Quale ruolo per il discernimento
Discernimento: una parola che oggi suona quasi anacronistica, in una contemporaneità spesso distratta, sempre di fretta. aggrappata alle notifiche. Eppure, ha osservato Maria Angela Falà, presidente della fondazione Maitreya ed ex presidente dell’Unione buddhisti italiani, «il cammino religioso non è veloce». Anzi, tutte le religioni sono fatte di alti e bassi, di domande che richiedono tempo, soste, silenzi: «E alle domande non si trova facilmente risposta. ChatGPT può dare indicazioni, sì, ma le domande, la rielaborazione interiore chiedono un tempo che oggi sembra non esistere più». Per questo l’apporto etico diventa decisivo. Falà lo ha ribadito ricordando che «nel linguaggio buddhista esiste il termine appamada, con cui si richiamano vigilanza e coscienziosità: un invito a rimanere desti».

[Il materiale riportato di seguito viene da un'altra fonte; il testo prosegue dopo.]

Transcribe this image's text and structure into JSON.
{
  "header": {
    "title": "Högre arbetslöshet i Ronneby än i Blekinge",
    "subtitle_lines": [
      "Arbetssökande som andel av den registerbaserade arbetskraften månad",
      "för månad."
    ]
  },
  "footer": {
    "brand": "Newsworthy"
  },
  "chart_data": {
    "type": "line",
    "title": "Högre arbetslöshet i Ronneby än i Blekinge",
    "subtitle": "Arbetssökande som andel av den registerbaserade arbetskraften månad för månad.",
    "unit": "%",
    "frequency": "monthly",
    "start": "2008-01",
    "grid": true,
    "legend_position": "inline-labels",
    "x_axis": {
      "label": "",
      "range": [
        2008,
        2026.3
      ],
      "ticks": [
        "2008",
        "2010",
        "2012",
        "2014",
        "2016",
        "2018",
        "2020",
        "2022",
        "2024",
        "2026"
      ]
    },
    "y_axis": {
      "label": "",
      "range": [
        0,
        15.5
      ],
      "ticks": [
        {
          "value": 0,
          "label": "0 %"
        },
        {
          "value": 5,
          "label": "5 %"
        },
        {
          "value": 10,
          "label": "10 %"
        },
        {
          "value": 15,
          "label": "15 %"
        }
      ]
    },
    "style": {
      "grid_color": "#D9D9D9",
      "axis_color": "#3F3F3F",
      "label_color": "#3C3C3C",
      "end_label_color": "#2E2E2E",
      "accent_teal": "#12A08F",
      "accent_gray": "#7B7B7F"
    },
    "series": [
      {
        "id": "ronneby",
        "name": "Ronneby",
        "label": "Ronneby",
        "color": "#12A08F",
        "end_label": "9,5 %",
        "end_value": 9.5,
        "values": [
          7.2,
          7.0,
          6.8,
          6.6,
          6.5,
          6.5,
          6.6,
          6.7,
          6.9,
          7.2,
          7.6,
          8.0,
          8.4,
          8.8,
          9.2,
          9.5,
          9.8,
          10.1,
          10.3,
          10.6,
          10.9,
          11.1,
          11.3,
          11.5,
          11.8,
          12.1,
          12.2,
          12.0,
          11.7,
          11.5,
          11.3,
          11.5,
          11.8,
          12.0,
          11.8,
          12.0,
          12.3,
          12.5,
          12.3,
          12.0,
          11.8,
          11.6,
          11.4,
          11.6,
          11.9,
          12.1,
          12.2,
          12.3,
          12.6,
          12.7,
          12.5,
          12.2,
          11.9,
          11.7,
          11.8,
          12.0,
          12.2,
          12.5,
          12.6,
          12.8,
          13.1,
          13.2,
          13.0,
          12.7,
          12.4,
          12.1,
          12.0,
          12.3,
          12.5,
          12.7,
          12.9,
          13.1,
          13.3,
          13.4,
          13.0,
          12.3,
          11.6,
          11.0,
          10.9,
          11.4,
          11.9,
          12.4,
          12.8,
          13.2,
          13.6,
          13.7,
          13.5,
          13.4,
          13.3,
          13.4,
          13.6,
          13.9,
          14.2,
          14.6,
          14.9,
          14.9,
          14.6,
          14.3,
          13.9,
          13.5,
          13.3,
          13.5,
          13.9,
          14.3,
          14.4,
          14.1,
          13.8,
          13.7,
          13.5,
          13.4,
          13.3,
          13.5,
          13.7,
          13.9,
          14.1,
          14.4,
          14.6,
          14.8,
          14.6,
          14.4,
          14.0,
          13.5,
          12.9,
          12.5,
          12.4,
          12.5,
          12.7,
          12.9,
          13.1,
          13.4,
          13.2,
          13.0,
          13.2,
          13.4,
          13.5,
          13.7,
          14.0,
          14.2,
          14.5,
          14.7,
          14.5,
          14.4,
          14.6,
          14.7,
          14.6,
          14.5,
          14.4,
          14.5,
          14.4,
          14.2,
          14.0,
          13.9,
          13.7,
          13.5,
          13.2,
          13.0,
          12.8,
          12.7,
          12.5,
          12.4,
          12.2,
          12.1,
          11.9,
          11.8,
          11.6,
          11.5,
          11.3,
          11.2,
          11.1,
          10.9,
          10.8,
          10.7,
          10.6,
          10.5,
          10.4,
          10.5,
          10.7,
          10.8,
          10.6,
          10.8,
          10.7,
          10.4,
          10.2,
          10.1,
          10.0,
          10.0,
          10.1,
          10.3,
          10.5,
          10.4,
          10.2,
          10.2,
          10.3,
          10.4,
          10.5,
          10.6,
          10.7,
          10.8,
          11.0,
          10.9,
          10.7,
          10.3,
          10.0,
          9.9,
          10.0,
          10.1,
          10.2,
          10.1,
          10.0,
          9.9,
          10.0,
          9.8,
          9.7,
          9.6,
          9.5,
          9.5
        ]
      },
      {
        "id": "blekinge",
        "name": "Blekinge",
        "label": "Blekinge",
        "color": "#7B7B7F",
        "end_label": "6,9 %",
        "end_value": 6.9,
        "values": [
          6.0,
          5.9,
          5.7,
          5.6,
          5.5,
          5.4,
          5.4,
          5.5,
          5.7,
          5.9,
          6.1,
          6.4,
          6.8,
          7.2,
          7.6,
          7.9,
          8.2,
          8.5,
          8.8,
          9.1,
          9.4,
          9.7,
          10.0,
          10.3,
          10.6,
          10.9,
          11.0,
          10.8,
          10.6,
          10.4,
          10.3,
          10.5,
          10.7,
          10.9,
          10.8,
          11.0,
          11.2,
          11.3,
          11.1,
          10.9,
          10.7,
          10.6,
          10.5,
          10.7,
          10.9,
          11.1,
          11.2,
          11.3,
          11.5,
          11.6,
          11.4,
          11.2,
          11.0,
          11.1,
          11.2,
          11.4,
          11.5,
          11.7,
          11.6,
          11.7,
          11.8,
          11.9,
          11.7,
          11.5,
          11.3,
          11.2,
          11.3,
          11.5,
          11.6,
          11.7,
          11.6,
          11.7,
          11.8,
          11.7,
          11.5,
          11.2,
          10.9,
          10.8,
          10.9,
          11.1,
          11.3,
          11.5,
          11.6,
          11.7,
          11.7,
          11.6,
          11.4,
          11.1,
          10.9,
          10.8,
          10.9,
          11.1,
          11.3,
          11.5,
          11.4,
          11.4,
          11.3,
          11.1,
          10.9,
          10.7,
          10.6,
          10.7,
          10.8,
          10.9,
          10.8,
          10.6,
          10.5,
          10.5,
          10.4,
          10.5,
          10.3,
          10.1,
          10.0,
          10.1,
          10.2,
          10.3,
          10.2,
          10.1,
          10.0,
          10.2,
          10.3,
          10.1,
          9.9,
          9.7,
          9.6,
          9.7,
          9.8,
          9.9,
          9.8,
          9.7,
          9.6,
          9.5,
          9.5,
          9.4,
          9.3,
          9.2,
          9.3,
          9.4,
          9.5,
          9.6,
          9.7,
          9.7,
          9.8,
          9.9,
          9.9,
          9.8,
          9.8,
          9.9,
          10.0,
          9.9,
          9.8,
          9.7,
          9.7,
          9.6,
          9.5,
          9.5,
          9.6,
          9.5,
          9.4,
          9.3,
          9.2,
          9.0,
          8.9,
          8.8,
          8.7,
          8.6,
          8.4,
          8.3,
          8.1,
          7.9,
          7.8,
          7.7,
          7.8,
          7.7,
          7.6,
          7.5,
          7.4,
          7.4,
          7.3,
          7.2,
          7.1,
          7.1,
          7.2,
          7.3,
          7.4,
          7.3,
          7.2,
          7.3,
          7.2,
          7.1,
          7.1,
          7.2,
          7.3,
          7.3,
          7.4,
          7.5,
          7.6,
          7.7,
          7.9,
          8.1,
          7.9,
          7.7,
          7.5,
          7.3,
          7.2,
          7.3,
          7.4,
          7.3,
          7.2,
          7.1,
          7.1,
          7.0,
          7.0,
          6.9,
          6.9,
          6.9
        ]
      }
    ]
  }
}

Un sinodo interreligioso dell'intelligenza
Ed è proprio sotto questo auspicio che tutti i partecipanti hanno ben accolto la proposta di padre Spadaro di avviare un vero e proprio “sinodo interreligioso dell’intelligenza”: un cammino comune per affrontare non solo le questioni religiose, ma le grandi domande del nostro tempo. Che cos’è l’umano? Che cos’è il dolore? Che cos’è la sapienza? E come fare in modo che un’IA già presente nelle pratiche religiose rispetti la dignità della persona? Il tipo di società che vogliamo costruire parte anche e soprattutto da qui. A patto che lo si faccia insieme.